5 Ekim 2012 Cuma

Fikrimden Geceler Yatabilmirem

"Yirmi iki yaşında ama hala ana kuzusu" derler bana. Çekemediklerinden midir, yoksa kuzu gibi sevimli olduğumu anlatmak istediklerinden midir, bilmem. Ben ikinci seçeneğe oy veriyorum. Ayrıca, kim ana kuzusu olmayı reddeder ki? Ya da neden reddetsin?
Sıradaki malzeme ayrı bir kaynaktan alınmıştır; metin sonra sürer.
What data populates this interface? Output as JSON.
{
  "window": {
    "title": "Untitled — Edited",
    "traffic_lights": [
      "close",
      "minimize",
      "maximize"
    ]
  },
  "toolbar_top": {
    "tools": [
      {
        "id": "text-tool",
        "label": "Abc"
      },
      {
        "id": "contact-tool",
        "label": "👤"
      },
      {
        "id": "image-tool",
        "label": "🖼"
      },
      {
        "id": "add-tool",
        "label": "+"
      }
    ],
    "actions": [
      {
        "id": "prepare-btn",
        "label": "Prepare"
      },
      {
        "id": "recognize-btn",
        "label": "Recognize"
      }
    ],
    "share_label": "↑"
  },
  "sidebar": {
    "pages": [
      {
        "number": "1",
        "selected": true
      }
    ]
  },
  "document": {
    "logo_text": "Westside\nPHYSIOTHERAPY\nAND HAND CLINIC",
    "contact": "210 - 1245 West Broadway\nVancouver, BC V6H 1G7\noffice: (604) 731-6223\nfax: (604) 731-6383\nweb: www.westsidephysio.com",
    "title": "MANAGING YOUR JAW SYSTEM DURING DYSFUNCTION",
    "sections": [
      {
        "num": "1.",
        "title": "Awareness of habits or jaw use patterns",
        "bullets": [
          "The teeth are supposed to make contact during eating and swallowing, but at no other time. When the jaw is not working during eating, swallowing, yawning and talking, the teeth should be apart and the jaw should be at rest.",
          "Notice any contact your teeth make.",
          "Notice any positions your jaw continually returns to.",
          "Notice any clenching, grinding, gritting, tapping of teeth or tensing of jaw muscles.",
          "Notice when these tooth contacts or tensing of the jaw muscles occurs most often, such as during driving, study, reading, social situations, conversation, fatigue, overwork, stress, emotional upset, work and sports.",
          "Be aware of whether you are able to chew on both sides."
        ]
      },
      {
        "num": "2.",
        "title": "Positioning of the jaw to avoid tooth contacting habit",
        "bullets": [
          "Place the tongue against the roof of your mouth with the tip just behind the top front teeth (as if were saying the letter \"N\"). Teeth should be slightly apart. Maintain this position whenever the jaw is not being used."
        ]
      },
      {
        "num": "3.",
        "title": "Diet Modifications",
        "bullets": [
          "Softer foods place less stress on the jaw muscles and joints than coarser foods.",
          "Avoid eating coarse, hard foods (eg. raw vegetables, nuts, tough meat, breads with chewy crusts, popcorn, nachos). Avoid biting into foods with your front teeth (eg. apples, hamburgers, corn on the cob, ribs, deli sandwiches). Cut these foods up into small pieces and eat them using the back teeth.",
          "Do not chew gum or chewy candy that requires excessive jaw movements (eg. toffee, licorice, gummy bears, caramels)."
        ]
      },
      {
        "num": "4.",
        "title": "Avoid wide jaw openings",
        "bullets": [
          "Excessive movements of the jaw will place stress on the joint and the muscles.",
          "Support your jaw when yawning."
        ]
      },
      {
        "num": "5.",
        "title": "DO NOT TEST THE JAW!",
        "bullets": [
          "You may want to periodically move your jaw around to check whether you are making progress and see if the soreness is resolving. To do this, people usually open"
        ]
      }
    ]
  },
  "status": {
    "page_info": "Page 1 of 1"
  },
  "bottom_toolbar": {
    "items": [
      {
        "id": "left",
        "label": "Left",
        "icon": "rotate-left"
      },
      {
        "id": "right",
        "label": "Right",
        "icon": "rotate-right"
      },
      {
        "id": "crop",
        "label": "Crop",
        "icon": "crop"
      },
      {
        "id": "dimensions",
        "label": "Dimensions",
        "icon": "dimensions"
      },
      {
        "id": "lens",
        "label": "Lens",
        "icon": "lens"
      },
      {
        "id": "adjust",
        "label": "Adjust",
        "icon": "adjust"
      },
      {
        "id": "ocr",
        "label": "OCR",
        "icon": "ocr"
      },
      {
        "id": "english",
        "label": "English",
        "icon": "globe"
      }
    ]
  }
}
Ben annemin yanımda olmadığını sabah uyandığımda anlarım. O yoksa eğer, üzerim örtülmemiştir. Perdem açılmamış, odam havalandırılmamıştır. "Hay Allah! Nasıl çıkar şu zıkkımın lekesi?" dediğimde anlarım. Ya da sökülen eteğimi dikmeye çalıştığımda, uyku düzenim bozulduğunda, ütü yapmaya çabaladığımda, iştahsız kaldığımda, hasta olduğumda.. 

Anlarım böyle işte. Bir de özlerim ki, onu tarif bile edemem. Çünkü onu içeren özlemlerim yazarak anlatılacak gibi değiller. Tarif edeyim desem de edemem. Debelenmeye başlarım, yutkunurum. Kelime bulamam. Anlatamam.

Anneannemi kaybettiğimizde annem "İnsan kaç yaşında olursa olsun, annesinden ayrılınca öksüz olurmuş" demişti. Ben de sarılmıştım cevaben. Sarılmakla "öksüz kalmadın, ben varım" mı demek istedim, yoksa "beni senden öksüz bırakma" mı demeye çalıştım bilmiyorum. Ama her ikisi de güçlü çeldirici şu anda. Çift cevap hakkımı kullanmak istiyorum sayın Kenan Işık. 

"Arkadaş ne ayrılıkmış hala atlatamadın" dediler malum kişiler. Ben cevaplamadım. "Size ne olm?" demeliydim aslında. Demedim, artık geçti. Ama bir daha olursa derim mutlaka. Mesela annemin en sevdiği Azeri şarkısı ile cevaplarım onları (benim annem Azerbaycan göçmeni),

Fikrimden geceler yatabilmirem
Bu fikri başımdan atabilmirem
Neyleyim ki sen'e çatabilmirem
Ayrılık.. Ayrılık, aman ayrılık
Her bir dertten ala
Yaman ayrılık..

Men özlerem anamı aybalam, uşaq heç anasız olar mı?